After the game, we ate turkey and ham and cornbread dressing and all the other things we usually eat. I'm happy to report that each aunt tried to out-cook the other, and that the food tasted like it always does.
People talked, or walked, or took a nap, and then we gathered by the fire to sing and share some of the interesting things that have happened in our lives during the past year.
But I noticed something new: We've incorporated electronic devices into our lives. Even the older adults will step away from a conversation to check their cellphones.
It hasn't hurt anything, though.
When my uncle was playing "Puff the Magic Dragon" on his guitar for the children and forgot the lyrics, somebody just looked them up on a smartphone.
When a conversation about Ferguson, Mo., turned uncomfortable, somebody read aloud a viral Facebook post from Ben Watson, the former University of Georgia and current New Orleans Saints tight end. That was the last word.
Mostly, we just caught up on things. I was talking to an aunt and remembered the time when I was 15 years old and the Bo-Willies were spending a week at Fripp Island, S.C. My parents were unable to go, so my mother took me to Atlanta to meet my grandmother, who'd driven down from Lookout Mountain, so I could ride with her.

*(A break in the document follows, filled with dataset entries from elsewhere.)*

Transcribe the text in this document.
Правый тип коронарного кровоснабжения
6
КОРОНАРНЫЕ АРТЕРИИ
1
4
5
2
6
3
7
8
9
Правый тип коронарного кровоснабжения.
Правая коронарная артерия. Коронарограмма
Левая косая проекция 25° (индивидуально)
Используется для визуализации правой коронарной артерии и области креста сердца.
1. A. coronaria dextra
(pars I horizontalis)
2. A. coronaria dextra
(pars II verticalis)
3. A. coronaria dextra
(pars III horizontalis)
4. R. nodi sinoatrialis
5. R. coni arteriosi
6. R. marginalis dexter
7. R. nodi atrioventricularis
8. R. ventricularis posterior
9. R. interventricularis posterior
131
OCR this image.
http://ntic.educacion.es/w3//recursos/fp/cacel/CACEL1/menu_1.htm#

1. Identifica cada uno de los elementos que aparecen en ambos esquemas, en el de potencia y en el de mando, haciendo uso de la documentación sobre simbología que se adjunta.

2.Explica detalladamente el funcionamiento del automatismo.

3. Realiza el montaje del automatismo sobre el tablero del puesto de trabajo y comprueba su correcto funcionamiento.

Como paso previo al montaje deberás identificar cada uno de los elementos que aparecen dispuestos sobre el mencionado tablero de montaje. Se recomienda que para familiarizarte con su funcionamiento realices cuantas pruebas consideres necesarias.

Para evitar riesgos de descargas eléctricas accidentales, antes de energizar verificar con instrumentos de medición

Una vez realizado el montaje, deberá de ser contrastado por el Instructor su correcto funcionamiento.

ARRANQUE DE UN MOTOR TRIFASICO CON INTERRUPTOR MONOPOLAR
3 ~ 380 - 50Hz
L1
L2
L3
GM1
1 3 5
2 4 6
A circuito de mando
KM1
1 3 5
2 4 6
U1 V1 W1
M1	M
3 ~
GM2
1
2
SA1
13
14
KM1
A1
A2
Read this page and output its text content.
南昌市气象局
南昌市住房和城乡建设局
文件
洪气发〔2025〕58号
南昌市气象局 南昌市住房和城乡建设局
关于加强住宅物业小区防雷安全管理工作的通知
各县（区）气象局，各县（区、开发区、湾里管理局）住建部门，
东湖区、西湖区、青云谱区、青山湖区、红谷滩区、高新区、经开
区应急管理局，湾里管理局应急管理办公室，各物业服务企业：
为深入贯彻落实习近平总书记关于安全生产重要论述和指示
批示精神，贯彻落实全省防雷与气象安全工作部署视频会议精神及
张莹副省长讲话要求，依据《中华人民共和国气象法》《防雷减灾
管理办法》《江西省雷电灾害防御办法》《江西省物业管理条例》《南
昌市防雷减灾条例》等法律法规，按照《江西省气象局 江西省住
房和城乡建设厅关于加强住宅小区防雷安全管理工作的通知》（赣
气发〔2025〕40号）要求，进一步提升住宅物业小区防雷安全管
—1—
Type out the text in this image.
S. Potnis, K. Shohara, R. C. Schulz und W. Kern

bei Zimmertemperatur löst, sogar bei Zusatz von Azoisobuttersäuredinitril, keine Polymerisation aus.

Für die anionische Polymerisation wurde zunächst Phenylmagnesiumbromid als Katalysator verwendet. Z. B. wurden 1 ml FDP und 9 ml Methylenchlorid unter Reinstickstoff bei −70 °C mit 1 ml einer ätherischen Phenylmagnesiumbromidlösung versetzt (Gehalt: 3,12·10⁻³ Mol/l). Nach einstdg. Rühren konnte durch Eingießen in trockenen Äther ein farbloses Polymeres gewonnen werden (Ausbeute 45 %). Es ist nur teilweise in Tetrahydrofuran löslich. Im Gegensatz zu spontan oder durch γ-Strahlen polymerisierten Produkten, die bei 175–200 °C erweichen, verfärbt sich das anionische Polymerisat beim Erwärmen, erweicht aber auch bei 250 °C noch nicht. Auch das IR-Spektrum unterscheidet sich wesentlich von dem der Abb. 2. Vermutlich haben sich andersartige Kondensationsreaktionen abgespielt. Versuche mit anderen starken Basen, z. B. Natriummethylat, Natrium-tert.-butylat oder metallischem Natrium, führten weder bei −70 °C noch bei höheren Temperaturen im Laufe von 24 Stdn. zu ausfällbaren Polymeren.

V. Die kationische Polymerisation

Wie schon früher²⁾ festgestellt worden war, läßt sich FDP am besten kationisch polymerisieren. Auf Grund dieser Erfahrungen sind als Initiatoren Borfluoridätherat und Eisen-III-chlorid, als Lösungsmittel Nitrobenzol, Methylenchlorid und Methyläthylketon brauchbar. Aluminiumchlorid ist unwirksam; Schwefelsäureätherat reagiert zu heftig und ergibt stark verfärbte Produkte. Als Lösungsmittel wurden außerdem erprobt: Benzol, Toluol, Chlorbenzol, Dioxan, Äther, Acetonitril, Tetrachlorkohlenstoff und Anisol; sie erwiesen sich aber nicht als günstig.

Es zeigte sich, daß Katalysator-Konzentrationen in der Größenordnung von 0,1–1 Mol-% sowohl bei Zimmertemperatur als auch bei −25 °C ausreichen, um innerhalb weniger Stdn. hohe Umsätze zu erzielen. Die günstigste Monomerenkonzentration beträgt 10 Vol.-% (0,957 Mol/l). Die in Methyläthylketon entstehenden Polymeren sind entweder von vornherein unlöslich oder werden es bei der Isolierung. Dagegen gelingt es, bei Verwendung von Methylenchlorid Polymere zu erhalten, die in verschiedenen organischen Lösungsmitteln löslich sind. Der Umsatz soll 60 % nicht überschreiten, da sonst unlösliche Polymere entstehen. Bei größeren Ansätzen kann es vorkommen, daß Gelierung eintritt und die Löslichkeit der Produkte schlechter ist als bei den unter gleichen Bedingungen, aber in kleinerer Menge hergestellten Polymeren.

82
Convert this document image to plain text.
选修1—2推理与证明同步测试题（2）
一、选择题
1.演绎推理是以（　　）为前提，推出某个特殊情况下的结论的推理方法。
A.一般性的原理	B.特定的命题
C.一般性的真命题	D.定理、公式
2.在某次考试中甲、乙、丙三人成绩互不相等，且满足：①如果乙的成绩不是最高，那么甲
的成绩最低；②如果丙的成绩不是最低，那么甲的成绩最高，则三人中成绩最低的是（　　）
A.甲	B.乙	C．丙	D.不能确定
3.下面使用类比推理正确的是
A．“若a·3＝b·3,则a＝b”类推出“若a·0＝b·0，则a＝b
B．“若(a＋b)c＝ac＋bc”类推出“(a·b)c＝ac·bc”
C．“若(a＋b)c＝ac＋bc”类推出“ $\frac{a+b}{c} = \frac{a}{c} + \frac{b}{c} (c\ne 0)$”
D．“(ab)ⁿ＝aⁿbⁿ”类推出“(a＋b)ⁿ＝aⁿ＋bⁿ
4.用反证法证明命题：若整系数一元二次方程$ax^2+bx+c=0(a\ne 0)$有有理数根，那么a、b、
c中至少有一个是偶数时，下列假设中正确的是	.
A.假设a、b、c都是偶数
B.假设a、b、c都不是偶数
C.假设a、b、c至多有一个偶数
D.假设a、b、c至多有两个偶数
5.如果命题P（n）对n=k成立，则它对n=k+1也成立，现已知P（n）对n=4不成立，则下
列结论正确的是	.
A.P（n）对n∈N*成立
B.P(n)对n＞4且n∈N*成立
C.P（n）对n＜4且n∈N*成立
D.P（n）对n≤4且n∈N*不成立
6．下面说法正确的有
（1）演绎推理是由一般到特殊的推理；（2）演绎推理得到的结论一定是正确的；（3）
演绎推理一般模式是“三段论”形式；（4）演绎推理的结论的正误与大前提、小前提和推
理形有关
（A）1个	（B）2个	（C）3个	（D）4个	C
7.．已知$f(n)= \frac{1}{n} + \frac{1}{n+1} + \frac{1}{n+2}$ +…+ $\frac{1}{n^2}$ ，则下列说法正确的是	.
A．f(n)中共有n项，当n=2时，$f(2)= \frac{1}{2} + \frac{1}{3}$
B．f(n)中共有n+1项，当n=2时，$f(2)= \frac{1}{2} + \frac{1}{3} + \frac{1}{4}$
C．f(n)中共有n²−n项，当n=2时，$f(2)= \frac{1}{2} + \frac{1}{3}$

I'd gotten my learner's permit weeks earlier. We were in the parking lot of the old Shannon Mall, and I put my suitcase in the trunk of my grandmother's car and slammed it shut. Then I headed toward the passenger's side.
"No sir," my grandmother said. Then she tossed me the keys.
I drove through morning rush hour traffic in Atlanta, and then got us all the way to the Atlantic Coast. That day, I was the kind of driver my grandmother believed I could be. She had that effect on all of us.
To me, that's what the holidays are all about. Sure, they're about eating and relaxing and giving and getting, but they're also about remembering the remarkable people who got us here in the first place.